As Nigeria navigates economic challenges, the IMF emphasizes that social safety nets must complement ongoing fiscal and monetary reforms to ensure economic stability does not come at the expense of the most affected populations.

IMF Highlights Urgency of Social Protection Measures

During a press briefing on March 27, 2025, Julie Kozack, Director of the IMF’s Communications Department, reiterated the Fund’s position that cash transfers are a crucial intervention to mitigate the economic hardships millions of Nigerians face.

“We do recognize the extremely difficult situation that many Nigerians face,” Kozack said. “For that reason, I just want to emphasize that completing the rollout of cash transfers to vulnerable households is an important priority for Nigeria, as is improving revenue mobilization domestically.”

The IMF has long advocated for expanding direct financial assistance to low-income Nigerians, particularly as the country grapples with inflation, food insecurity, and slow economic growth. According to Kozack, the Nigerian government must ensure a well-structured and transparent execution of its social protection programs to maximize their impact.

IMF Officials Set to Return to Nigeria for Economic Review

In addition to the call for urgent cash transfers, the IMF announced that its staff will return to Nigeria next week to commence the groundwork for the 2025 Article IV Consultation. This review is a routine economic assessment conducted by the IMF to evaluate Nigeria’s macroeconomic policies, financial stability, and structural reforms.

Earlier in March, Gita Gopinath, the IMF’s First Deputy Managing Director, visited Nigeria and met with key policymakers, including Finance Minister Wale Edun and Central Bank Governor Yemi Cardoso. Her visit also included engagements with civil society organizations, private sector stakeholders, and students at the University of Lagos, reflecting the IMF’s commitment to a broad-based dialogue on Nigeria’s economic trajectory.

Scaling Up Cash Transfers: A Critical Step to Combat Poverty

Over the past year, the IMF has repeatedly urged Nigeria to expand its cash transfer program, particularly to underserved rural communities. According to the National Social Safety Net Program-Scale Up (NASSP-SU) project, backed by an $800 million World Bank loan, over three million poor and vulnerable households received cash transfers as of May 2024.
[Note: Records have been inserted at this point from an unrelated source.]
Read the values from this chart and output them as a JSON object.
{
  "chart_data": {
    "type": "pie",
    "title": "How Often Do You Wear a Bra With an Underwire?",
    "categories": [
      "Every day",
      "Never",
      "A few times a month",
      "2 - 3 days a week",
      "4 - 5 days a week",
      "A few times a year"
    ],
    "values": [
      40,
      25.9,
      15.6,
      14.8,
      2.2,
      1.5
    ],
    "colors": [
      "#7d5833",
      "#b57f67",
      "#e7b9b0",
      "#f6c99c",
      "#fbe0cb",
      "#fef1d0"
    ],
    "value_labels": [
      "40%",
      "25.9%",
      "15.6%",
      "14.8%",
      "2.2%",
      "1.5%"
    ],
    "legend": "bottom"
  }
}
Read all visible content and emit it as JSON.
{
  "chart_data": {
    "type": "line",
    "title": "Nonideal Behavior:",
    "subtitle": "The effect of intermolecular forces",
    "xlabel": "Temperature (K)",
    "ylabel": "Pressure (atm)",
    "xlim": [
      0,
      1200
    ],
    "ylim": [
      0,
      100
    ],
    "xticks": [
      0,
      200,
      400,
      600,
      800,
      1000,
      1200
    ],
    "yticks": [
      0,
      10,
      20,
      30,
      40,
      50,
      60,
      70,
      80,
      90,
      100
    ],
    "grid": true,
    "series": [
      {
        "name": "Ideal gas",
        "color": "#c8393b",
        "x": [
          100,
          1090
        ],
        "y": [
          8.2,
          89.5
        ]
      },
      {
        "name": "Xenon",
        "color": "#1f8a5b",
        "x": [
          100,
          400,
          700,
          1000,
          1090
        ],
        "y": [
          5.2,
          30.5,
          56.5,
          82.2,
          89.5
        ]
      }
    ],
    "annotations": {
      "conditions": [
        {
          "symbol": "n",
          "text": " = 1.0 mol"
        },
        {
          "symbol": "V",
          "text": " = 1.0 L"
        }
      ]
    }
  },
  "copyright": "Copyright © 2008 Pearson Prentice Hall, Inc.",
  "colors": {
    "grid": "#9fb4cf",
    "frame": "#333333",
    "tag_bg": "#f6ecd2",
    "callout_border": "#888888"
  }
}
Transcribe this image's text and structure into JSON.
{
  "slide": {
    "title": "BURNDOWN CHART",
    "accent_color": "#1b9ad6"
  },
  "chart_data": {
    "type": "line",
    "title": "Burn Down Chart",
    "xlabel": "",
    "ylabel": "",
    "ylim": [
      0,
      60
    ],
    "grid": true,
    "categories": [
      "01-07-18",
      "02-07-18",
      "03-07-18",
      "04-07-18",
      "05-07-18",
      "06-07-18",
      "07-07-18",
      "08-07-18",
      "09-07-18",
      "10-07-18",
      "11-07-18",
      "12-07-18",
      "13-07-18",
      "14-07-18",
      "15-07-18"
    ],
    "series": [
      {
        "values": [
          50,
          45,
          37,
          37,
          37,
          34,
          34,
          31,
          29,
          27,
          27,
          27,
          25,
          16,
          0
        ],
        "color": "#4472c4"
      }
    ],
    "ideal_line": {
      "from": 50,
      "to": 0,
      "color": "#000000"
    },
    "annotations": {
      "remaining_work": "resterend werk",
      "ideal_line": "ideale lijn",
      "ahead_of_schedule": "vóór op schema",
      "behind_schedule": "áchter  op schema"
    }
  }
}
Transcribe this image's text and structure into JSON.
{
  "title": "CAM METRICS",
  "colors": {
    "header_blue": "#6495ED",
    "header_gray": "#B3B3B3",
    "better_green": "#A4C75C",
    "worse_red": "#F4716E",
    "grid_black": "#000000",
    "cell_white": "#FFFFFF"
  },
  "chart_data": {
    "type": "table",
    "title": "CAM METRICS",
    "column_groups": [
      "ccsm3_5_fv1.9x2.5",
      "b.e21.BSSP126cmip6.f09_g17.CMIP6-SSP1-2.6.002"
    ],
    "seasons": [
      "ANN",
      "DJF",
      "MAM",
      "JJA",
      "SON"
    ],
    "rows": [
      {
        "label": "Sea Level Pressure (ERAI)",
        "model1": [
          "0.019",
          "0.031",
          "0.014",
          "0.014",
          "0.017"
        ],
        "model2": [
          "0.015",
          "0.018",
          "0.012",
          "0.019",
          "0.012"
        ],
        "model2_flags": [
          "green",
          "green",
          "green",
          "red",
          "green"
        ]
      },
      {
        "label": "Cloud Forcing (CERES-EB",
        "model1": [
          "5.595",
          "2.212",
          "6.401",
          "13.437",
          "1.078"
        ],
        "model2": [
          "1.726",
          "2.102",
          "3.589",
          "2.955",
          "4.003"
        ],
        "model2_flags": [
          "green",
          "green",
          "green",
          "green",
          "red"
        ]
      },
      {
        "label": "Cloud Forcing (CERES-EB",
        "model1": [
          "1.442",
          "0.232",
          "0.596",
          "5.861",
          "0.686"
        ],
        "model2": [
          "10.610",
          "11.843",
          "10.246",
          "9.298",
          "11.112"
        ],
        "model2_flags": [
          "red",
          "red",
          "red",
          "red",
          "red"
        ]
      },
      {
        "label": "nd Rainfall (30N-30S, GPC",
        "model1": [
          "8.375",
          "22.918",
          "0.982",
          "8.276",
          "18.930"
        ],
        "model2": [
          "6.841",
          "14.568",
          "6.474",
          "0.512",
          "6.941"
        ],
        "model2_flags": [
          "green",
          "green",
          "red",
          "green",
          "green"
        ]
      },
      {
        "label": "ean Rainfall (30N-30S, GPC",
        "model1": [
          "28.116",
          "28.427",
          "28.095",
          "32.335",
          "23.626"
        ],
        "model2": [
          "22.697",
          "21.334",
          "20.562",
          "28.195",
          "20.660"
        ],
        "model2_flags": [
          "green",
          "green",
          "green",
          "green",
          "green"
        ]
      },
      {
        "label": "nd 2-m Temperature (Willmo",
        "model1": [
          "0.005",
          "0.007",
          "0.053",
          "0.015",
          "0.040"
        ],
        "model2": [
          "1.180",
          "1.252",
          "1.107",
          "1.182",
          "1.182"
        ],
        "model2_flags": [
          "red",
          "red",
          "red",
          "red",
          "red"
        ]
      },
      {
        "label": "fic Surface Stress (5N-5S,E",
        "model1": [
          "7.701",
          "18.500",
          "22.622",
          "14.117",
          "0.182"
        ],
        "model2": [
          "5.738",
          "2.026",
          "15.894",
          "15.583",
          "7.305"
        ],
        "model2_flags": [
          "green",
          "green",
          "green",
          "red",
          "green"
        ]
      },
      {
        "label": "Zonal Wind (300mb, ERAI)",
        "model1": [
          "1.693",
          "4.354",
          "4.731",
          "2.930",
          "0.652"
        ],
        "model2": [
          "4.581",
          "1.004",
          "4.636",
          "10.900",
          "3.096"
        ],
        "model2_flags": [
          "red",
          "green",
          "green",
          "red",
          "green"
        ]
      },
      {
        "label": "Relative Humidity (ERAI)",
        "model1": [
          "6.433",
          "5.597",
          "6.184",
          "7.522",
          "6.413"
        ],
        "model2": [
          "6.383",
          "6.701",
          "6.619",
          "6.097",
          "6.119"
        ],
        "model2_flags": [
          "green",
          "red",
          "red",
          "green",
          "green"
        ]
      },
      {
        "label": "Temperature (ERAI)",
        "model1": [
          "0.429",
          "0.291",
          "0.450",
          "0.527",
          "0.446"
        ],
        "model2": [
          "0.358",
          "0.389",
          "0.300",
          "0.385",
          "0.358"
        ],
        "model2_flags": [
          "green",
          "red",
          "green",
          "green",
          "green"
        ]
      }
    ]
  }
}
However, data reveals a disproportionate distribution of funds, with approximately 83% of beneficiaries residing in urban areas. Specifically:

  • 2.5 million urban households received support
  • Only 700,000 rural households benefited

This imbalance underscores the need for greater outreach to remote and economically marginalized communities, ensuring financial relief reaches those most in need.

World Bank and IMF Stress the Long-Term Benefits of Cash Transfers

The IMF and the World Bank recognize that well-targeted cash transfer programs can break intergenerational poverty cycles. As Nigeria faces rising inflation and slow economic growth, these social safety nets play a vital role in cushioning the economic burden on the poor.

The World Bank has stated that expanding financial aid to rural communities will address immediate financial distress and help stimulate local economies by improving household purchasing power.

The Path Forward for Nigeria’s Social Welfare Programs

With economic reforms underway, the Nigerian government faces a delicate balancing act—implementing policies that stabilize the economy while ensuring that vulnerable citizens are not left behind. The IMF’s renewed call for prioritizing cash transfers reflects a broader global trend of using direct financial assistance as an effective tool to combat poverty and economic hardship.

Going forward, Nigeria must focus on:

  • Expanding cash transfer programs to rural areas
  • Ensuring transparency and accountability in fund disbursement
  • Strengthening domestic revenue mobilization to sustain social programs

As the IMF delegation returns to Nigeria for economic assessments, all eyes will be on the government’s commitment to protecting its most vulnerable citizens amid ongoing financial reforms. Whether or not these cash transfers reach the right beneficiaries in time could shape Nigeria’s economic trajectory in the coming years.